Hey there!   Here's a video I made about a modern  JBL 18 inch speaker for subs. Model 2268.  This is the first video so lets see if it works.

video
The JBL 2268 speaker has a neo magnet and the frame is aluminum which results in a very lightweight speaker.
It has two voicecoils for better damping, more power handling and less power compression which means its more accurate at higher power levels.  As you can see in the video, this speaker dried out and blew apart, creating an imbalance that eventually made the voice coil fail.

The video shows how and why the speaker failed.

I got an aftermarket recone assembly from McKenzie.

McKenzie reconekits

The recone job went well and the speaker went back into service at The County Line club in Melbourne Florida.

My other site fix-any-thing also has posts about fixing speakers.

BTW if you see something interesting on those little ads, please check it out and then come on back.

Thanks for visiting, I hope I can help with your speaker problems.

-Curt

Monday, February 27, 2012

Spiders and Voice Coils

Here is an example of a spider,/voice coil, and lead wires.  This eventually became the speaker that's pictured above.  The white glue was removed and the spider as well.  The voice coil was still good so I experimented with spiders, cones and a red Cerwin-Vega surround.
 You can see how they are glued together.  The paper cone has been removed from this assembly.  Note how the flexible wires pass through the leftover piece of cone material.
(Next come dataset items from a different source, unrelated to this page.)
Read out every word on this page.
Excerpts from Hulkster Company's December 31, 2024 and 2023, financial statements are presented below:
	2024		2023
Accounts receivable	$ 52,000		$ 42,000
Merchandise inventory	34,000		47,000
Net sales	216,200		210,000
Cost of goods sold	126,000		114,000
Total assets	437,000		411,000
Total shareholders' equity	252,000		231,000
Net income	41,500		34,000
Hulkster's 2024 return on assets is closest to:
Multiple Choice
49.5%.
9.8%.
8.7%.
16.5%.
This is a JBL D-130F during the recone process, before gluing.
Can you see the clear plastic shims that hold the voice coil in place?
The copper ribbons lay onto the cone after the cone is glued in place.



Here's how the wire looks coming through the cone to the speaker terminals.
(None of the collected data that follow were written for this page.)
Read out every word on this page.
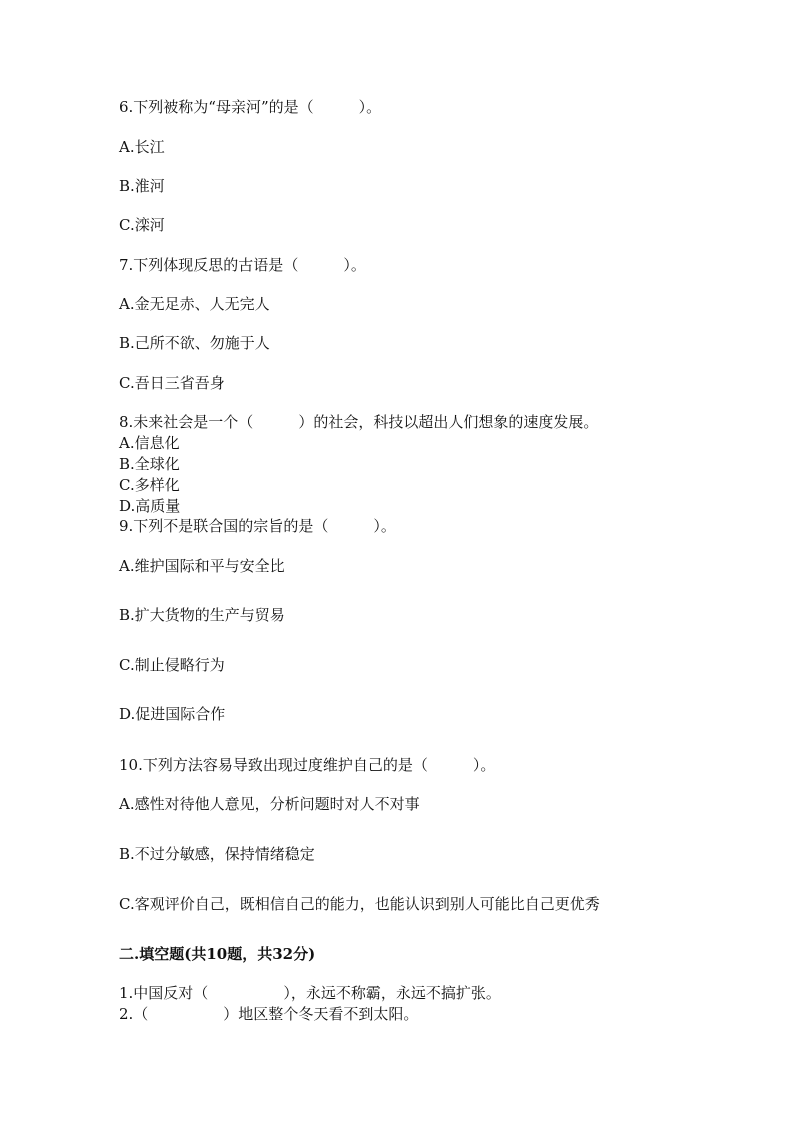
6.下列被称为“母亲河”的是（　　　）。
A.长江
B.淮河
C.滦河
7.下列体现反思的古语是（　　　）。
A.金无足赤、人无完人
B.己所不欲、勿施于人
C.吾日三省吾身
8.未来社会是一个（　　　）的社会，科技以超出人们想象的速度发展。
A.信息化
B.全球化
C.多样化
D.高质量
9.下列不是联合国的宗旨的是（　　　）。
A.维护国际和平与安全比
B.扩大货物的生产与贸易
C.制止侵略行为
D.促进国际合作
10.下列方法容易导致出现过度维护自己的是（　　　）。
A.感性对待他人意见，分析问题时对人不对事
B.不过分敏感，保持情绪稳定
C.客观评价自己，既相信自己的能力，也能认识到别人可能比自己更优秀
二.填空题(共10题，共32分)
1.中国反对（　　　　　），永远不称霸，永远不搞扩张。
2.（　　　　　）地区整个冬天看不到太阳。
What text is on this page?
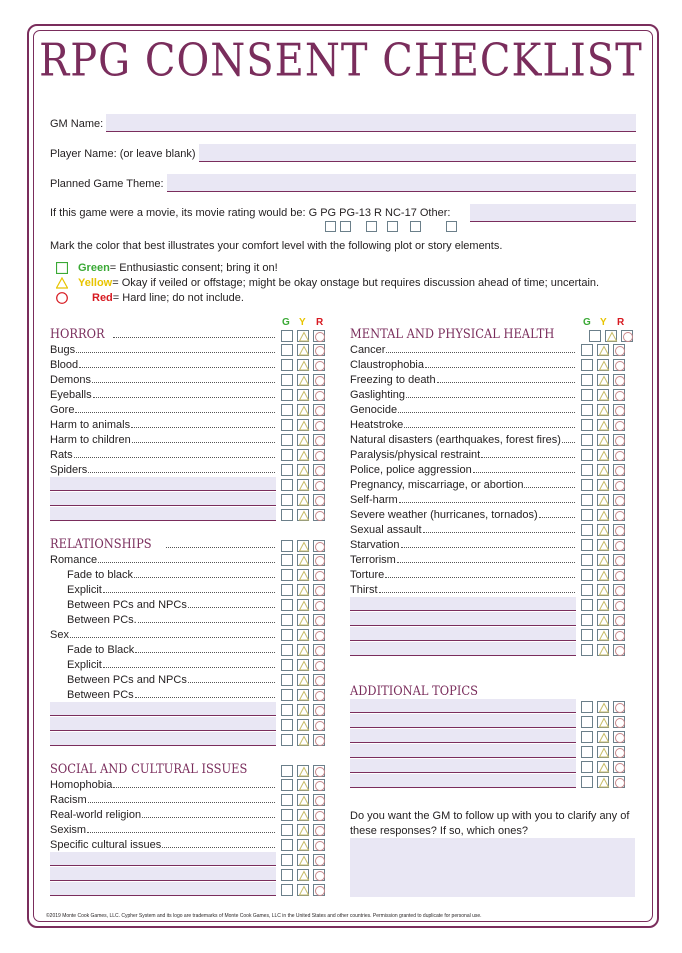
RPG CONSENT CHECKLIST
GM Name:
Player Name: (or leave blank)
Planned Game Theme:
If this game were a movie, its movie rating would be: G PG PG-13 R NC-17 Other:
Mark the color that best illustrates your comfort level with the following plot or story elements.
Green = Enthusiastic consent; bring it on!
Yellow = Okay if veiled or offstage; might be okay onstage but requires discussion ahead of time; uncertain.
Red = Hard line; do not include.
G Y R	G Y R
HORROR
Bugs
Blood
Demons
Eyeballs
Gore
Harm to animals
Harm to children
Rats
Spiders
RELATIONSHIPS
Romance
Fade to black
Explicit
Between PCs and NPCs
Between PCs.
Sex
Fade to Black
Explicit
Between PCs and NPCs
Between PCs
SOCIAL AND CULTURAL ISSUES
Homophobia
Racism
Real-world religion
Sexism
Specific cultural issues
MENTAL AND PHYSICAL HEALTH
Cancer
Claustrophobia
Freezing to death
Gaslighting
Genocide
Heatstroke
Natural disasters (earthquakes, forest fires)
Paralysis/physical restraint
Police, police aggression
Pregnancy, miscarriage, or abortion
Self-harm
Severe weather (hurricanes, tornados)
Sexual assault
Starvation
Terrorism
Torture
Thirst
ADDITIONAL TOPICS
Do you want the GM to follow up with you to clarify any of these responses? If so, which ones?
©2019 Monte Cook Games, LLC. Cypher System and its logo are trademarks of Monte Cook Games, LLC in the United States and other countries. Permission granted to duplicate for personal use.
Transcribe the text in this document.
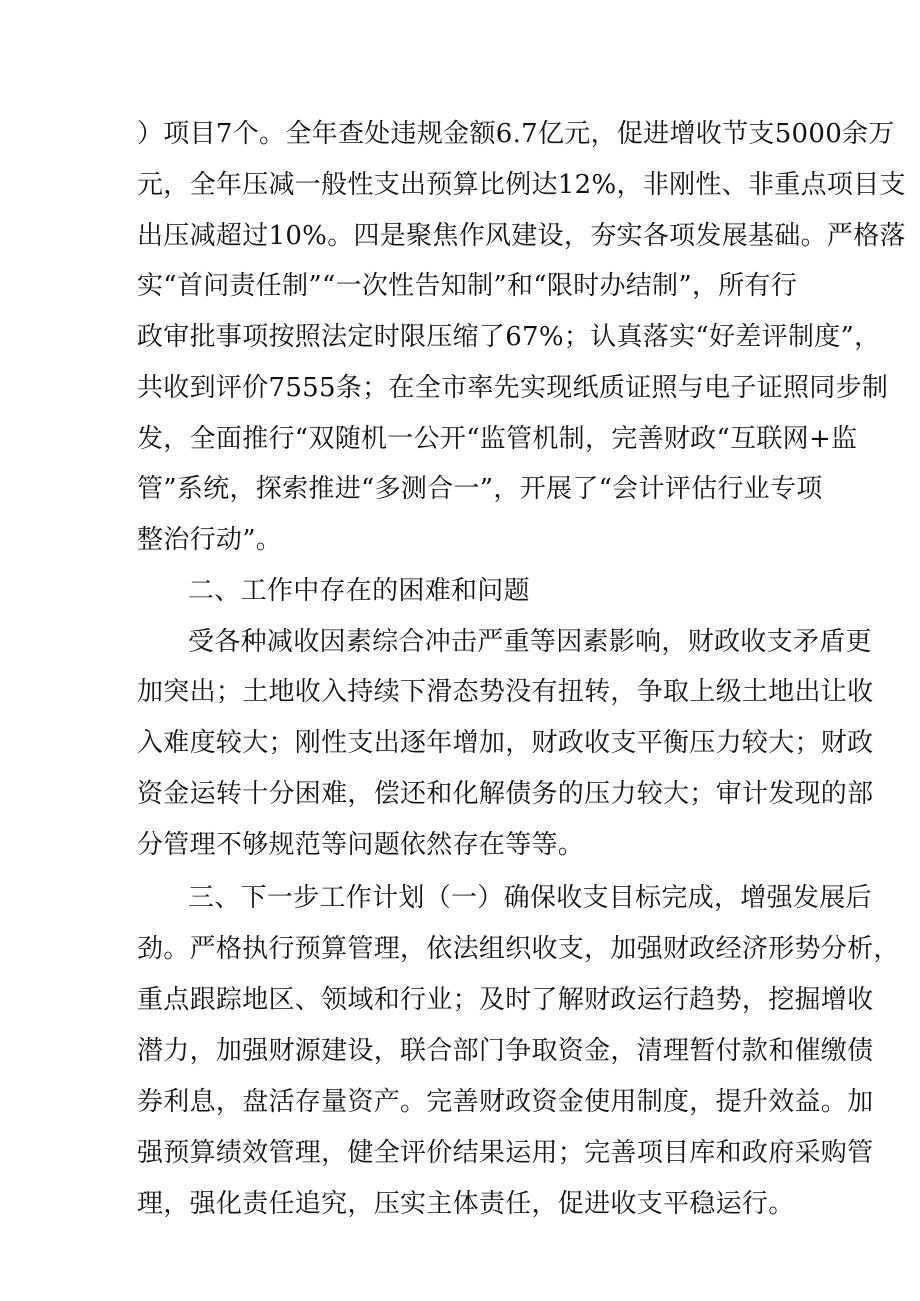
）项目7个。全年查处违规金额6.7亿元，促进增收节支5000余万
元，全年压减一般性支出预算比例达12%，非刚性、非重点项目支
出压减超过10%。四是聚焦作风建设，夯实各项发展基础。严格落
实“首问责任制”“一次性告知制”和“限时办结制”，所有行
政审批事项按照法定时限压缩了67%；认真落实“好差评制度”，
共收到评价7555条；在全市率先实现纸质证照与电子证照同步制
发，全面推行“双随机一公开“监管机制，完善财政“互联网+监
管”系统，探索推进“多测合一”，开展了“会计评估行业专项
整治行动”。
二、工作中存在的困难和问题
受各种减收因素综合冲击严重等因素影响，财政收支矛盾更
加突出；土地收入持续下滑态势没有扭转，争取上级土地出让收
入难度较大；刚性支出逐年增加，财政收支平衡压力较大；财政
资金运转十分困难，偿还和化解债务的压力较大；审计发现的部
分管理不够规范等问题依然存在等等。
三、下一步工作计划（一）确保收支目标完成，增强发展后
劲。严格执行预算管理，依法组织收支，加强财政经济形势分析，
重点跟踪地区、领域和行业；及时了解财政运行趋势，挖掘增收
潜力，加强财源建设，联合部门争取资金，清理暂付款和催缴债
券利息，盘活存量资产。完善财政资金使用制度，提升效益。加
强预算绩效管理，健全评价结果运用；完善项目库和政府采购管
理，强化责任追究，压实主体责任，促进收支平稳运行。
Working EV coil, Weber spider and flex wire, salvaged cone.
If you're lucky, you can find a pre-assembled speaker recone kit that looks something like this one by searching for 'recone kits'.
Except I didn't glue on the surround yet in this photo, which would be included in a pre-glued kit.
The surround goes around the edge of the cone and is glued to the frame at the same time as the spider.
The white stains on the coil are from fumes given off by the super glue.
I use a slow setting, 1 to 5 minutes, rubberized cyanoacrylate by Loctite to attach the coil,cone and spider to each other.  This must be done withe parts carefully alligned in the correct position on the frame with shims holding the voice coil in place. The coil of wire must be centered in the magnetic field.
This unit was fitted to an EV 12" frame.


This is what happens to a voice coil when the magnet shifts in a Mackie horn driver.


You can see that the gap is a different size in the two photos.  Maybe not so obvious but the voice coil was pinched and the only way to fix  this is to have a very large and expensive machine to demagnetize the
magnet, re-position it and glue it, then re-magnetize. I just got a new one instead for $75.  Don't bother with shifted magnets unless you have an extremely rare and valuble speaker that can't be replaced.






The speaker cabinet must have taken a violent fall to break off this part of the horn and shift the magnet.


I was able to solder that tiny wire on this vintage hi-fi tweeter..
You can't tell by the pic but that coil is only about a half inch accross.